Para educar bien, es imprescindible mostrar a los niños y adolescentes aquellos valores que pueden fortalecer su personalidad. Nos encontramos:

 ·        frente al “cortoplacismo”, el proyecto personal, la apuesta por la propia vida, que exige compromiso y esfuerzo. Como decía Aristóteles: las personas disfrutamos poniendo en juego la mayor cantidad de facultades posible. La felicidad es una actividad.

Las claves están en la disciplina, que funciona como alimento de cualquier proyecto, y la fuerza de voluntad, el músculo necesario para afrontar los retos que la vida nos presenta.

¿Cómo se educa en estos valores? Aumentando el nivel de            exigencia, poniendo cada día frente a nuestros hijos o alumnos algunos pequeños retos personales, escalones adecuados a su estatura, cuyo premio sea la satisfacción de haberlos subido.

 


·        Frente al individualismo, el personalismo. Martin Buber lo explica muy bien: No existe otra manera de construir una comunidad en la que se equilibren justicia y libertad más que basándola en la relación de encuentro entre personas. Es el diálogo cara a cara, que justifica la posición erguida del hombre frente a las otras especies. La tolerancia y el respeto fundamentan este encuentro entre personas que debemos poner en práctica cada día.

 
·        Frente al gregarismo, la participación social. El hombre no sólo tiene voz para expresar el placer o el dolor; también tiene palabra, capacidad de buscar acuerdos. Ser gregario es lo contrario de ser social. Sentirse ciudadano quiere decir estar comprometido con buscar lo mejor para todos. El ejemplo de unos padres que se implican en su comunidad, el trabajo en grupo, ser responsable de pequeñas tareas, la solidaridad, la participación en actividades sociales, ayudan a educar en este valor. La generosidad, que ensancha la vida, y el esfuerzo por la paz serán nuestras claves también.

 


·        Frente al consumo desenfrenado, la austeridad. También en la manera de consumir mostramos nuestro compromiso vital. Ser austero en este tiempo es una elección porque estamos rodeados de estímulos que deciden por nosotros. No somos más libres ni más felices por malbaratar las cosas. La vida diaria de cada familia, la dinámica de cada aula, puede educar en este valor, indudablemente con el ejemplo.

 
·        Frente a la ética indolora, la exigencia de los derechos y también de las responsabilidades. Padres y profesores tenemos que establecer normas claras que enmarquen la convivencia desde el principio, como las tiene la sociedad en que los jóvenes van a vivir y como las tiene la inevitable relación con los demás.
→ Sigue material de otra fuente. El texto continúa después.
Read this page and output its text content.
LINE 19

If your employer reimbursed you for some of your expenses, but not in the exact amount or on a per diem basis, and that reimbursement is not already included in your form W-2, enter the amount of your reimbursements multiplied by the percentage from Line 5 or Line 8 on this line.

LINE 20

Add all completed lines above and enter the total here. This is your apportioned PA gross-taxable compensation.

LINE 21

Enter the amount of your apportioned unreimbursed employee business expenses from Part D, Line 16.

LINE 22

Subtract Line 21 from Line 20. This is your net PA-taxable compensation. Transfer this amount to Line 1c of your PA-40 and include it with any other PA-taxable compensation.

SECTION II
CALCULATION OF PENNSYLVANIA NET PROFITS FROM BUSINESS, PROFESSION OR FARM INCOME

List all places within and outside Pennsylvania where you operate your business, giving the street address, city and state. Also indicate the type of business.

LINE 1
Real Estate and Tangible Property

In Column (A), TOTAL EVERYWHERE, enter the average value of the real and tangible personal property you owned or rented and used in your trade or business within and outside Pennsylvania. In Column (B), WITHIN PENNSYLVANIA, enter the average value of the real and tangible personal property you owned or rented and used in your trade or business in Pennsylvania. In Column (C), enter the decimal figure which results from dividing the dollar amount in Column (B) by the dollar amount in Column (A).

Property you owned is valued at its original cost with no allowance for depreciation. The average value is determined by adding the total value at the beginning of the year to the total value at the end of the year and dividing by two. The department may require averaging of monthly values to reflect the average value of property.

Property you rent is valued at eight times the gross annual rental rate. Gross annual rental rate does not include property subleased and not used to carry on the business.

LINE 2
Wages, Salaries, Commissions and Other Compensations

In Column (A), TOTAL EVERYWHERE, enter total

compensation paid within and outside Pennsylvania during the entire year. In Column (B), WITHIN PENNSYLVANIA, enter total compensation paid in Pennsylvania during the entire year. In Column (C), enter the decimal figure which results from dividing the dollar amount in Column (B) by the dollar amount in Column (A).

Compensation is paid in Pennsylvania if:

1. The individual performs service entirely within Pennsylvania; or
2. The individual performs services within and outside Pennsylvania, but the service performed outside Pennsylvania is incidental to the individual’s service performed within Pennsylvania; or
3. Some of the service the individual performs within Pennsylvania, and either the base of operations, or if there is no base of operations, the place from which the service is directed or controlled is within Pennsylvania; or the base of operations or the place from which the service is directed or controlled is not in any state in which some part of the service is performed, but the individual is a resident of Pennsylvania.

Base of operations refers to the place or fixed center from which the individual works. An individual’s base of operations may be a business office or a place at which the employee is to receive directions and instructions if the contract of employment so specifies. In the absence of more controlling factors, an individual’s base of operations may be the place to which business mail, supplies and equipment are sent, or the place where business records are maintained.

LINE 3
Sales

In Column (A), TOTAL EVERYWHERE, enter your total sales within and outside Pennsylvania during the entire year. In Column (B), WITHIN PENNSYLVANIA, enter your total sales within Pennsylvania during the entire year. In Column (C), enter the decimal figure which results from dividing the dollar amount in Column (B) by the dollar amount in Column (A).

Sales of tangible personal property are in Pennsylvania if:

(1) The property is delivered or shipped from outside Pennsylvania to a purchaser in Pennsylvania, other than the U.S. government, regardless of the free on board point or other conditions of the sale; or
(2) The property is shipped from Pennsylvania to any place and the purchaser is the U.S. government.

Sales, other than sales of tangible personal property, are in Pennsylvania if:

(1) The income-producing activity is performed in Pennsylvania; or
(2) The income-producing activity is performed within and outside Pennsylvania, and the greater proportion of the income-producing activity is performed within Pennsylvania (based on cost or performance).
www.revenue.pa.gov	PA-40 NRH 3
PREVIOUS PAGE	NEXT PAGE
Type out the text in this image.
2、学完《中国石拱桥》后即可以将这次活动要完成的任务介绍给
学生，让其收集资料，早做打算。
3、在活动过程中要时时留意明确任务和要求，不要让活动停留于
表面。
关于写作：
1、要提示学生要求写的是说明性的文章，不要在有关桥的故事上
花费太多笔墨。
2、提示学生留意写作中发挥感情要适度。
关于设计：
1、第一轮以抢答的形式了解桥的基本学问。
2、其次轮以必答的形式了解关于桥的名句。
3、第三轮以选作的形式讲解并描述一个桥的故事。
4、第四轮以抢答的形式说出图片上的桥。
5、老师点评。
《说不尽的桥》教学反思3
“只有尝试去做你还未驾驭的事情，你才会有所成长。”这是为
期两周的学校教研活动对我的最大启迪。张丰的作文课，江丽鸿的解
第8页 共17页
Ser responsable quiere decir escuchar los retos y las exigencias de la vida y responder a ellas. Pero sólo puede responder de sí mismo quien se gobierna.

     
·        La autoestima razonable, que reconoce los propios límites y es capaz por ello de potenciar lo mejor y aceptar lo menos bueno, de hacer más fuertes las propias capacidades y superar el desánimo que producen los fracasos. Para ella, el deporte es el educador por antonomasia pero también importa entender el verdadero significado de la belleza y del Arte. Ambos, deporte y arte, esperan algo más de protagonismo en nuestras aulas.

 
·        El fortalecimiento de los vínculos con la familia y con el entorno. Es imprescindible recuperar las obligaciones, la ob-ligatio que establece una vinculación con los demás y que nos liga a nuestra propia realidad personal. Para nuestros alumnos, una de estas obligaciones fundamentales es el esfuerzo ante el estudio, que deben entender como un compromiso ante su propia vida y ante la sociedad.

 
·        La recuperación de la interioridad, del “examen de conciencia”, que hace preguntas sobre uno mismo. No corras, ve despacio, que a donde debes ir es a ti sólo, escribía Juan Ramón Jiménez. Lectura y reflexión, pero también algún momento de silencio, de pantalla apagada, de diálogo tranquilo … Escuchar a los niños les enseña el valor de escucharse para encontrar su propia identidad.

 
Los valores empoderantes se alimentan unos a otros y nos permiten caminar cerca de la esencia del ser humano.  En ella se encuentran la consciencia de ser una persona única – “yo”- y poseer una vida singular, la libertad, y el sentido de la trascendencia para reconocer el misterio tremendo y fascinante que nos envuelve y es mayor que nuestras fuerzas.

 
Dicen que Francisco de Goya quería escribir en su epitafio: Aún aprendo. Seguramente, la inagotable posibilidad de aprender es el gran privilegio de cada ser humano. Educar bien a las próximas generaciones es nuestro reto y nuestra responsabilidad. Podemos aprender a hacerlo y podemos construir para nosotros mismos una actitud empoderante.

 


 

sábado, 6 de febrero de 2016

Cervantes en la escuela


 
 
No sé si me causa mayor asombro la escasa implicación de los gobernantes en la conmemoración del IV Centenario de la muerte de Miguel de Cervantes, o que cualquier decisión sobre una ocasión tan importante se tome entrado ya el año, sin que haya habido planificación anterior.  No obstante, tal vez el propio don Miguel tomara esta ausencia con resignación y le quitara importancia con una de sus frases como espadas: “El año abundante de poesía lo es también de hambre”.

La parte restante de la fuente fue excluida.